Não se espante se, ao chegar em uma loja, você der um "buenos días" e ninguém responder. Não se irrite se você disser "gracias" e não te devolverem um "de nada". Não dê a mínima se você esbarrar com um espanhol na rua e ele te comer com a cara. Obrigado, por favor e bom dia são palavras que parecem não existir no vocabulário de um legítimo espanhol, ou melhor, de um autêntico madrilenho (dizem que os espanhóis levam a fama por causa dos madrilenhos; os andaluzes, por exemplo, são bem mais simpáticos).

Passei por umas situações irritantes, quando de fato tive vontade de usar todos os palavrões que havia aprendido. Numa banca de revista, disse, muito educada: "bom dia, você tem a revista tal?". Antes mesmo de eu terminar de articular a última letra, a mulher respondeu com um abusado "pegue", sem sequer levantar o rosto e olhar para mim. Dei o dinheiro, não agradeci e saí bufando. Também não conto as vezes em que esbarrei sem querer em um espanhol, pedi desculpas e fiquei no vácuo, além de ter sido fuzilada com um olhar reprovador. Outra situação chata aconteceu em Segóvia, uma cidadezinha perto de Madri. Entrei em uma padaria e pedi uma baguete. A mulher me entregou-a enrolada pela metade em um papel. Pedi um saco, ela disse que não tinha. Argumentei que ia viajar e que não podia levar o pão no trem daquela maneira. Ela fez uma cara, partiu a baguete ao meio, enfiou-a numa sacola e disse: tome.
Trocando em miúdos, os espanhóis são um povo de poucas palavras, falam o que pensam na lata, não fazem arrodeios e não se preocupam em ser polidos.

Ao contrário dos espanhóis, percebi que os irlandeses são bem mais simpáticos, sorridentes e educados. Estão sempre dispostos a ajudar, não fazem cara feia se você os para na rua para pedir uma informação e adoram, e muito, bares, bebedeiras e um dedo de prosa. São um povo alegre, o que é curioso, pois o clima lá é quase sempre chuvoso, o céu vive nublado e o frio, então... Nos dois meses em que vivi em Dublin, não tenho nada a reclamar do humor dos irlandeses (ao contrários dos espanhóis, que frequentemente me faziam ter raiva).

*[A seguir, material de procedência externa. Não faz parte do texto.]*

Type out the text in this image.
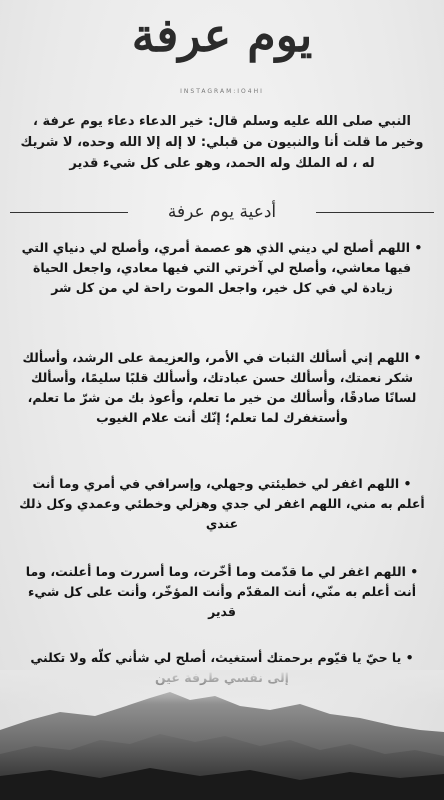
يوم عرفة
INSTAGRAM:IO4HI

النبي صلى الله عليه وسلم قال: خير الدعاء دعاء يوم عرفة ، وخير ما قلت أنا والنبيون من قبلي: لا إله إلا الله وحده، لا شريك له ، له الملك وله الحمد، وهو على كل شيء قدير

أدعية يوم عرفة

• اللهم أصلح لي ديني الذي هو عصمة أمري، وأصلح لي دنياي التي فيها معاشي، وأصلح لي آخرتي التي فيها معادي، واجعل الحياة زيادة لي في كل خير، واجعل الموت راحة لي من كل شر

• اللهم إني أسألك الثبات في الأمر، والعزيمة على الرشد، وأسألك شكر نعمتك، وأسألك حسن عبادتك، وأسألك قلبًا سليمًا، وأسألك لسانًا صادقًا، وأسألك من خير ما تعلم، وأعوذ بك من شرّ ما تعلم، وأستغفرك لما تعلم؛ إنّك أنت علام الغيوب

• اللهم اغفر لي خطيئتي وجهلي، وإسرافي في أمري وما أنت أعلم به مني، اللهم اغفر لي جدي وهزلي وخطئي وعمدي وكل ذلك عندي

• اللهم اغفر لي ما قدّمت وما أخّرت، وما أسررت وما أعلنت، وما أنت أعلم به منّي، أنت المقدّم وأنت المؤخّر، وأنت على كل شيء قدير

• يا حيّ يا قيّوم برحمتك أستغيث، أصلح لي شأني كلّه ولا تكلني
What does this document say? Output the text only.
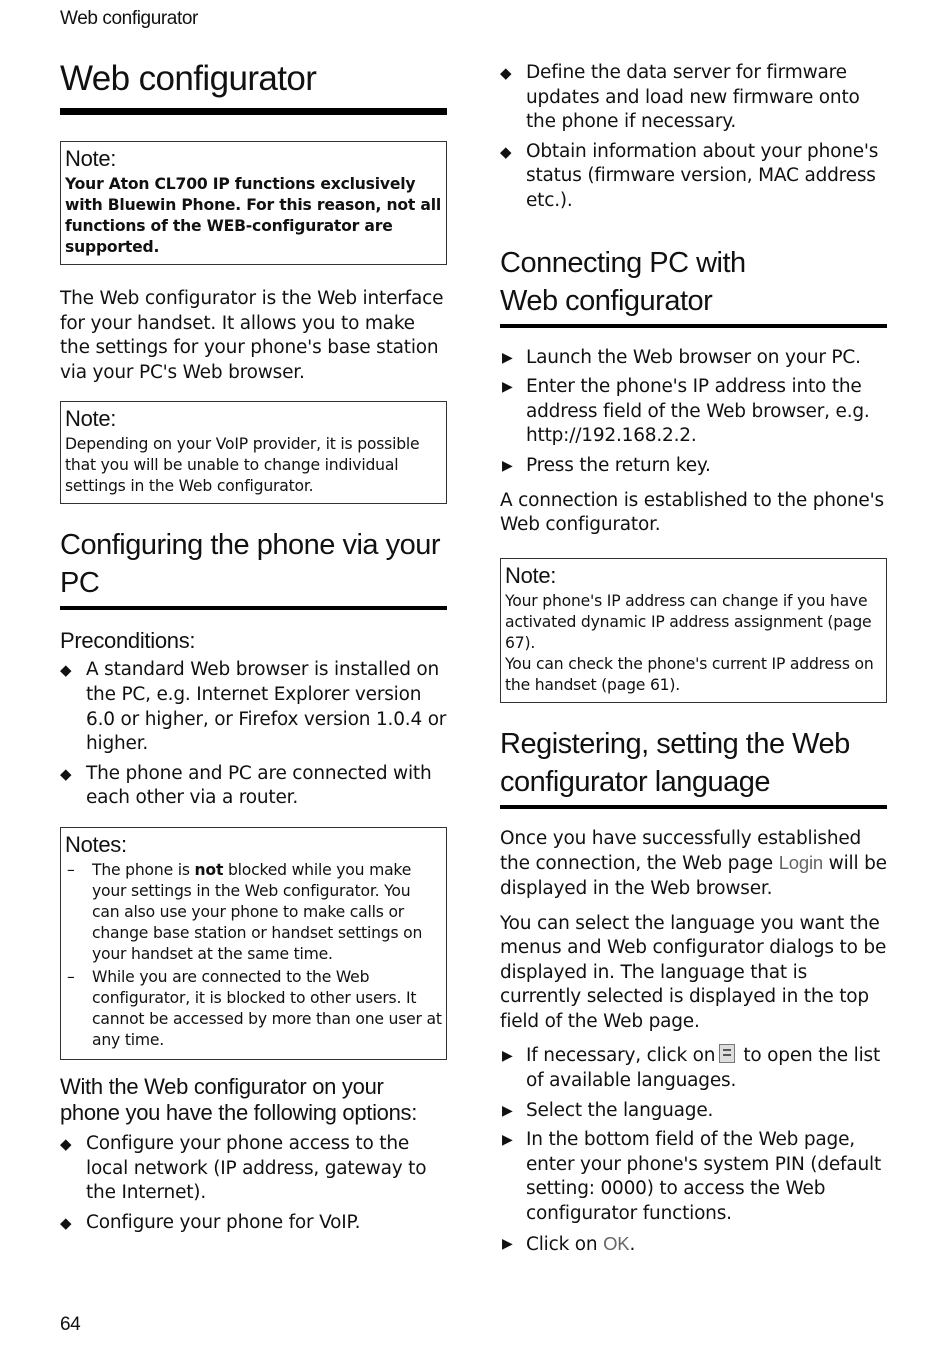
Web configurator
Web configurator
Note:
Your Aton CL700 IP functions exclusively with Bluewin Phone. For this reason, not all functions of the WEB-configurator are supported.

The Web configurator is the Web interface for your handset. It allows you to make the settings for your phone's base station via your PC's Web browser.

Note:
Depending on your VoIP provider, it is possible that you will be unable to change individual settings in the Web configurator.
Configuring the phone via your PC
Preconditions:
◆ A standard Web browser is installed on the PC, e.g. Internet Explorer version 6.0 or higher, or Firefox version 1.0.4 or higher.
◆ The phone and PC are connected with each other via a router.
Notes:
– The phone is not blocked while you make your settings in the Web configurator. You can also use your phone to make calls or change base station or handset settings on your handset at the same time.
– While you are connected to the Web configurator, it is blocked to other users. It cannot be accessed by more than one user at any time.
With the Web configurator on your phone you have the following options:
◆ Configure your phone access to the local network (IP address, gateway to the Internet).
◆ Configure your phone for VoIP.
◆ Define the data server for firmware updates and load new firmware onto the phone if necessary.
◆ Obtain information about your phone's status (firmware version, MAC address etc.).
Connecting PC with Web configurator
▶ Launch the Web browser on your PC.
▶ Enter the phone's IP address into the address field of the Web browser, e.g. http://192.168.2.2.
▶ Press the return key.

A connection is established to the phone's Web configurator.

Note:

Your phone's IP address can change if you have activated dynamic IP address assignment (page 67).

You can check the phone's current IP address on the handset (page 61).

Registering, setting the Web configurator language

Once you have successfully established the connection, the Web page Login will be displayed in the Web browser.

You can select the language you want the menus and Web configurator dialogs to be displayed in. The language that is currently selected is displayed in the top field of the Web page.

▶ If necessary, click on to open the list of available languages.
▶ Select the language.
▶ In the bottom field of the Web page, enter your phone's system PIN (default setting: 0000) to access the Web configurator functions.
▶ Click on OK.
64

Em relação aos franceses, tive a impressão de que são bastante educados. Na França, ao contrário da Espanha, obrigado e por favor são palavras obrigatórias. O mesmo vale para os ingleses. Lá, nada mais verdadeiro do que o velho estereótipo de que os britânicos são extremamente educados. É uma coisa que chega a irritar, pois, de cada dez palavras faladas por um inglês, sete são thank you, please ou sorry. Se você pisar no pé de um inglês, não se assuste se ele pedir desculpas por você.

Poderia fazer mais uma série de observações sobre outros povos que conheci e/ou convivi, como, por exemplo, argentinos, chilenos, mexicanos, italianos, tchecos, alemães, etc, mas vou ficando por aqui. Arrisquei a falar com propriedade apenas de espanhóis e irlandeses, pois os conheci melhor, já que morei em Madri e Dublin. Em relação às outras nacionalidades, com as quais apenas tive um breve contato, tudo que disse são apenas palpites, mesmo correndo o risco de cair em estereótipos. E enxergar além do óbvio é a principal coisa que devemos fazer quando estamos viajando.